30 Pa. Commonwealth Ct. at 110, 373 A.2d at 130. Section 9-1103 of the Code involved here clearly prohibits sex discrimination; and we have previously held, consistent with the Commission’s ruling here, that a disability plan which differentiates between pregnancy and other medical disabilities is discriminatory. The conclusion is inescapable, therefore, that the appellant’s practice constituted sex discrimination within the statutory definition here applicable.3
As to the appellant’s second contention, that its due process rights have been violated, we are unable to perceive any such violation. It is true that the *346Commission announced, after the instant complaint was filed and before the hearing in the case, a policy decision that “companies may not class pregnant employees in a special category which limits their benefits,” and it appears that this announcement was indeed precipitated at least in part by the instant complaint. We do not agree, however, with the appellant’s assertion that this constituted deciding the case before it was heard. The resolution of a matter before a tribunal, whether administrative or judicial, requires at least three distinct steps: (1) ascertainment of the facts; (2) ascertainment of the applicable law; and (3) application of the law to the facts. In the case at bar, the Commission’s announcement only indicated what it considered to be the applicable law in a case of sex discrimination based on maternity leave practices. Although it referred to the allegations in this case,4 there is absolutely no evidence that the Commission attempted to find facts, or to apply the law to those facts, before a hearing was held on this matter. Nor was there any other evidence that the Commission had in any other way prejudged the case.
Finally, we are obligated to note that pregnancy is not. coextensive with disability. Accordingly, the *347mandate of the law is not that pregnancy he treated as a disability, but that pregnancy-related disability be treated like any other disability. In the present case, there was no evidence or finding as to the complainant’s actual period of disability, and the Commission’s award was based simply on the length of her absence from work.
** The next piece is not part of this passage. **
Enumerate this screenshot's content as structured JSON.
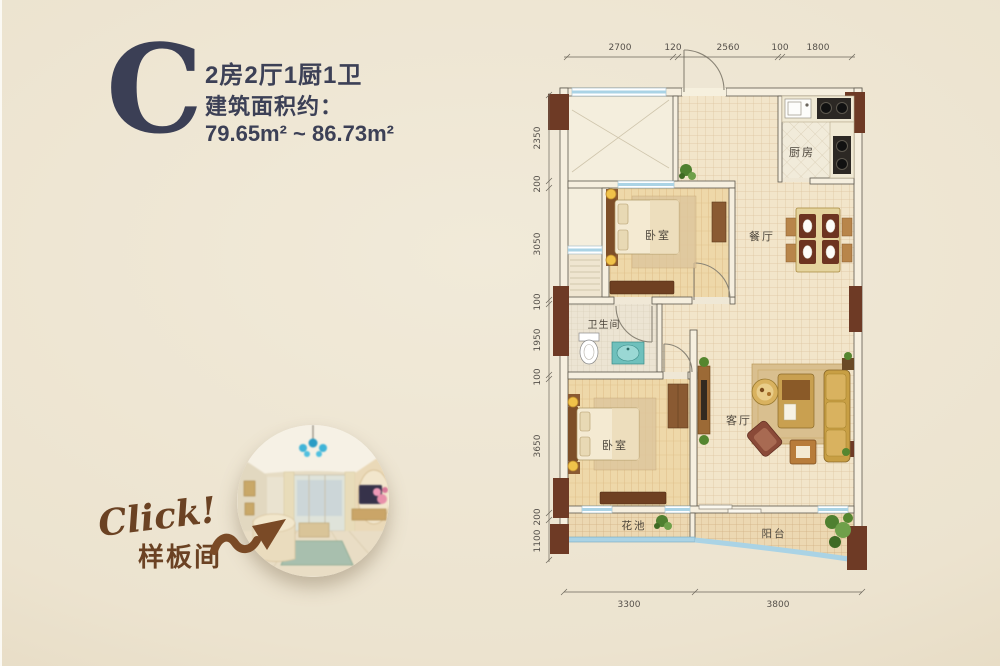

We must therefore remand the case for a determination of the extent of actual disability and the calculation of compensation based thereon.
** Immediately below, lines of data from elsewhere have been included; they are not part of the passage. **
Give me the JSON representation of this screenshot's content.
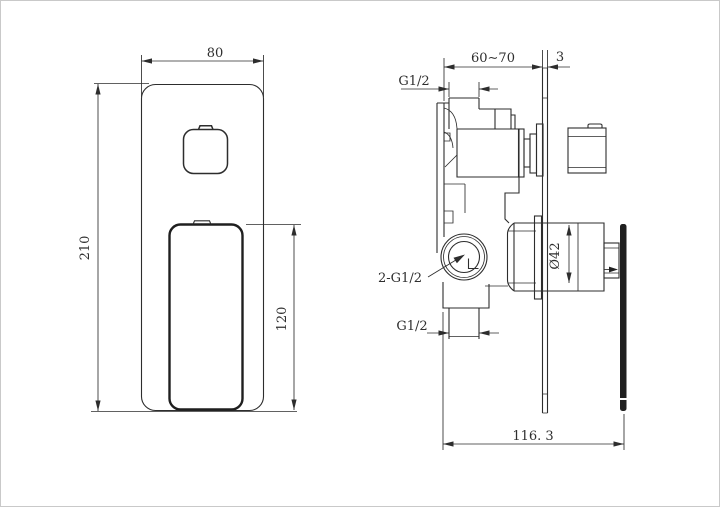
{
  "drawing": {
    "background": "#ffffff",
    "line_color": "#2d2d2d",
    "front_view": {
      "plate_width": "80",
      "plate_height": "210",
      "handle_height": "120"
    },
    "side_view": {
      "wall_depth_range": "60∼70",
      "plate_thickness": "3",
      "top_inlet_thread": "G1/2",
      "outlet_thread": "2-G1/2",
      "bottom_inlet_thread": "G1/2",
      "cartridge_diameter": "Ø42",
      "overall_depth": "116. 3"
    }
  }
}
. The order of the lower court is therefore affirmed in part and reversed in part.
Order
And Now, this 19th day of July, 1979, the order of the Court of Common Pleas of Philadelphia County in the above-captioned matter is affirmed except as to the award of compensatory damages, which is reversed and the matter remanded to the Commission on Human Relations for disposition thereof consistent with this Court’s opinion.
“Your Trans World Airlines, Inc. Group Insurance Plan.1
Act of October 27, 1955, P.L. 744, as amended, 43 P.S. §951 et seq.
We attach no significance to the fact that the Commission has not promulgated a regulation dealing with maternity leave; nor do we believe that the existence of such a regulation was of controlling significance in the Anderson ease. The Code section here is sufficient in itself, as was the statute in Anderson, to cover the discrimination in question.
The announcement referred to the instant case in the following passage:
Farmer [Oommission Chairman] said that the need for a Oommission policy decision resulted from complaints filed by two women in separate actions. In one instance, a pregnant airline clerk reported that the company’s benefit plan provided her with $350 in payments, which was considerably less than benefits provided for disabled employes. And a clerk employed by an electrical equipment manufacturer complained that she was forced to take a leave of absence when she was six-months’ pregnant, although her doctor said that her health permitted her to work to full term.
Oommission negotiators will seek to win full benefits from the two companies for both employes, Farmer added. (Emphasis added.)